Это видение было самым горьким для князя. Он подошёл к Коснячко, выкрикнул:
- Что умыслил, воеводо?
А воевода глаза отвёл, молвил уклончиво:
- С Всеславом бороться - силу иметь надо, войско наготове держать. А где взять полки? На усмирение касогов придётся немалую дружину посылать. Святослав своих воинов не даёт, говорит - Глеб и сам управится. Глебу в Тмутаракани не удержаться. Гляди, ещё данники наши лютыми врагами станут, опустошителями. А если с Византией в тайный союз вступят, и вовсе худо будет...
И снова вспомнил князь Ростислава - такой, только такой правитель нужен на границе.
Коснячко словно бы подслушал эти мысли. Проговорил:
- Ростислав убоялся не Святослава, а твоего гнева. Если бы ты, великий, послал своё благословение отважному, он бы вернулся в Тмутаракань.
Изяслав ударил десницей по подлокотнику:
- Куда толкаешь меня, воеводо?
Коснячко не испугался. Уже давно перестал он бояться княжеского гнева. С той поры, как разуверился в княжеской твёрдости. Больше всего сейчас не хотел он посылать в Тмутаракань дружины, которые могли пригодиться против Всеслава. Ведь если придёт полоцкий князь, уж кому-кому, а Коснячко несдобровать.
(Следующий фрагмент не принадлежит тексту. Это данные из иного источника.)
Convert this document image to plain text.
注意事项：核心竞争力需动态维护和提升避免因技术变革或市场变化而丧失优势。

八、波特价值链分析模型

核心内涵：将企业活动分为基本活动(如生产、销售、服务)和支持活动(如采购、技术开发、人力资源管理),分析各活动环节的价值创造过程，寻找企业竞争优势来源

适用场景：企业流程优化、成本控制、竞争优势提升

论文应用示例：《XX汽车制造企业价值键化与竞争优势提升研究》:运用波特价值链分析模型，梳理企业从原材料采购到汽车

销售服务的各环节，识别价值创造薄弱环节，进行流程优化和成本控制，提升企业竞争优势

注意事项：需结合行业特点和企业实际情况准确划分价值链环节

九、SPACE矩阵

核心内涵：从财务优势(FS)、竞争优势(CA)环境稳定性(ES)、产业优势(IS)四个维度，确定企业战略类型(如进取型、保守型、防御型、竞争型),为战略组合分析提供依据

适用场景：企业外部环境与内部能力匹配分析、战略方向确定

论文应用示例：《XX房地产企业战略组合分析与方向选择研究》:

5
- Я ведь и не говорил, чтобы ты, княже, понукал Ростислава. Лишь благословение твоё ему надобно. И тогда Таврида не страшна, горцы данниками останутся...
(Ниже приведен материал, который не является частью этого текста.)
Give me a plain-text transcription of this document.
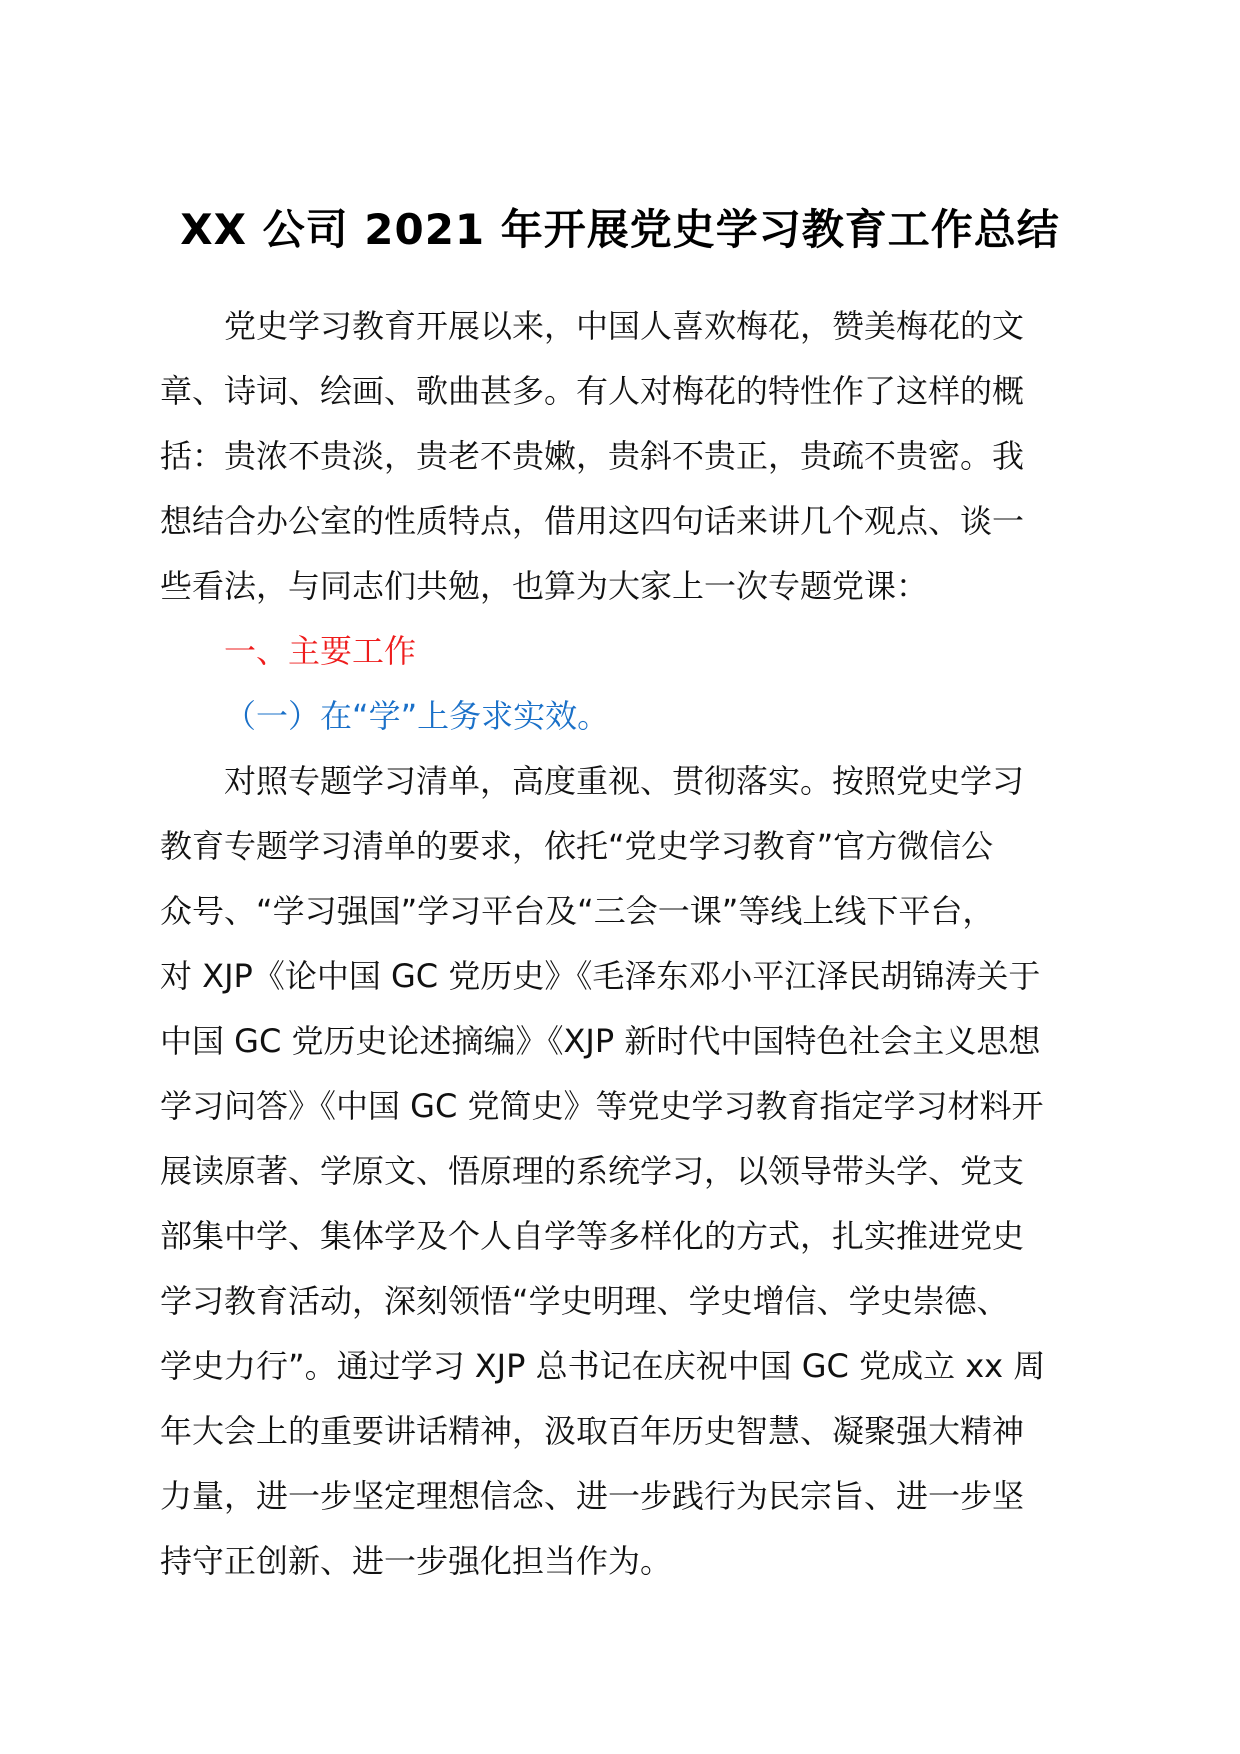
XX 公司 2021 年开展党史学习教育工作总结
党史学习教育开展以来，中国人喜欢梅花，赞美梅花的文
章、诗词、绘画、歌曲甚多。有人对梅花的特性作了这样的概
括：贵浓不贵淡，贵老不贵嫩，贵斜不贵正，贵疏不贵密。我
想结合办公室的性质特点，借用这四句话来讲几个观点、谈一
些看法，与同志们共勉，也算为大家上一次专题党课：
一、主要工作
（一）在“学”上务求实效。
对照专题学习清单，高度重视、贯彻落实。按照党史学习
教育专题学习清单的要求，依托“党史学习教育”官方微信公
众号、“学习强国”学习平台及“三会一课”等线上线下平台，
对 XJP《论中国 GC 党历史》《毛泽东邓小平江泽民胡锦涛关于
中国 GC 党历史论述摘编》《XJP 新时代中国特色社会主义思想
学习问答》《中国 GC 党简史》等党史学习教育指定学习材料开
展读原著、学原文、悟原理的系统学习，以领导带头学、党支
部集中学、集体学及个人自学等多样化的方式，扎实推进党史
学习教育活动，深刻领悟“学史明理、学史增信、学史崇德、
学史力行”。通过学习 XJP 总书记在庆祝中国 GC 党成立 xx 周
年大会上的重要讲话精神，汲取百年历史智慧、凝聚强大精神
力量，进一步坚定理想信念、进一步践行为民宗旨、进一步坚
持守正创新、进一步强化担当作为。
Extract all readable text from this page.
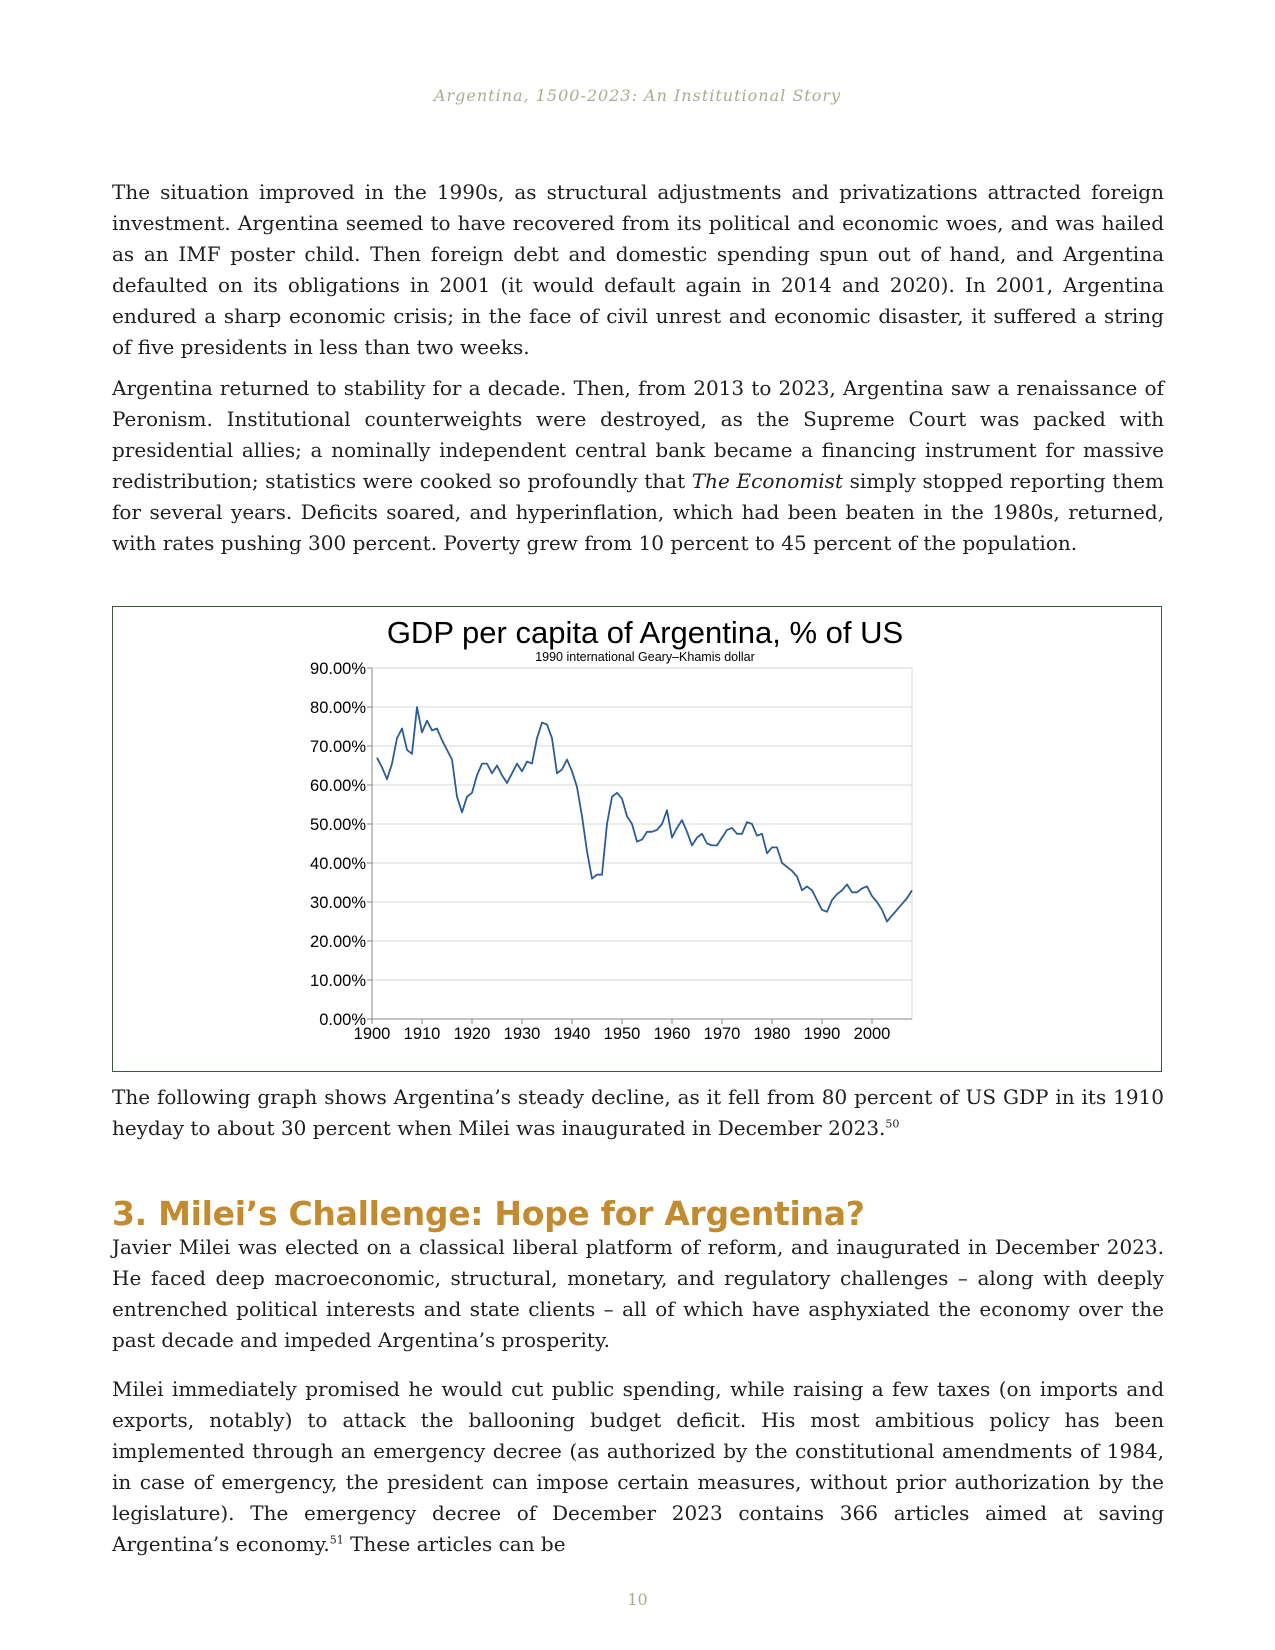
Argentina, 1500-2023: An Institutional Story

The situation improved in the 1990s, as structural adjustments and privatizations attracted foreign investment. Argentina seemed to have recovered from its political and economic woes, and was hailed as an IMF poster child. Then foreign debt and domestic spending spun out of hand, and Argentina defaulted on its obligations in 2001 (it would default again in 2014 and 2020). In 2001, Argentina endured a sharp economic crisis; in the face of civil unrest and economic disaster, it suffered a string of five presidents in less than two weeks.

Argentina returned to stability for a decade. Then, from 2013 to 2023, Argentina saw a renaissance of Peronism. Institutional counterweights were destroyed, as the Supreme Court was packed with presidential allies; a nominally independent central bank became a financing instrument for massive redistribution; statistics were cooked so profoundly that The Economist simply stopped reporting them for several years. Deficits soared, and hyperinflation, which had been beaten in the 1980s, returned, with rates pushing 300 percent. Poverty grew from 10 percent to 45 percent of the population.

GDP per capita of Argentina, % of US
1990 international Geary–Khamis dollar
0.00%
10.00%
20.00%
30.00%
40.00%
50.00%
60.00%
70.00%
80.00%
90.00%
1900 1910 1920 1930 1940 1950 1960 1970 1980 1990 2000

The following graph shows Argentina’s steady decline, as it fell from 80 percent of US GDP in its 1910 heyday to about 30 percent when Milei was inaugurated in December 2023.50

3. Milei’s Challenge: Hope for Argentina?

Javier Milei was elected on a classical liberal platform of reform, and inaugurated in December 2023. He faced deep macroeconomic, structural, monetary, and regulatory challenges – along with deeply entrenched political interests and state clients – all of which have asphyxiated the economy over the past decade and impeded Argentina’s prosperity.

Milei immediately promised he would cut public spending, while raising a few taxes (on imports and exports, notably) to attack the ballooning budget deficit. His most ambitious policy has been implemented through an emergency decree (as authorized by the constitutional amendments of 1984, in case of emergency, the president can impose certain measures, without prior authorization by the legislature). The emergency decree of December 2023 contains 366 articles aimed at saving Argentina’s economy.$^{51}$ These articles can be

10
- Святослав не простил бы мне этого, - сказал князь, с недоумением глядя на Коснячко: неужели не понимает?
- А Святослав и знать не будет ничего. Благословение пошлёшь тайно. Ростислав же не проговорится. Знаешь его. Всё на себя возьмёт.
- Хочешь, чтобы я сам помогал возгореться распре?
- О чём молвишь? Какая распря? - зашептал воевода. - Попугать - не голову снимать. Ростислав возьмёт Тмутаракань без боя. А Глебу позволит увезти всё богатство. Да ещё с касогов дань взимет и Глебу же отдаст. Тот и гневаться не станет - сам понимает, что не усидеть ему во граде. И родителя уговорит простить Ростислава. Увидишь, княже, всё будет ладно. А главное - родной земле на пользу великую.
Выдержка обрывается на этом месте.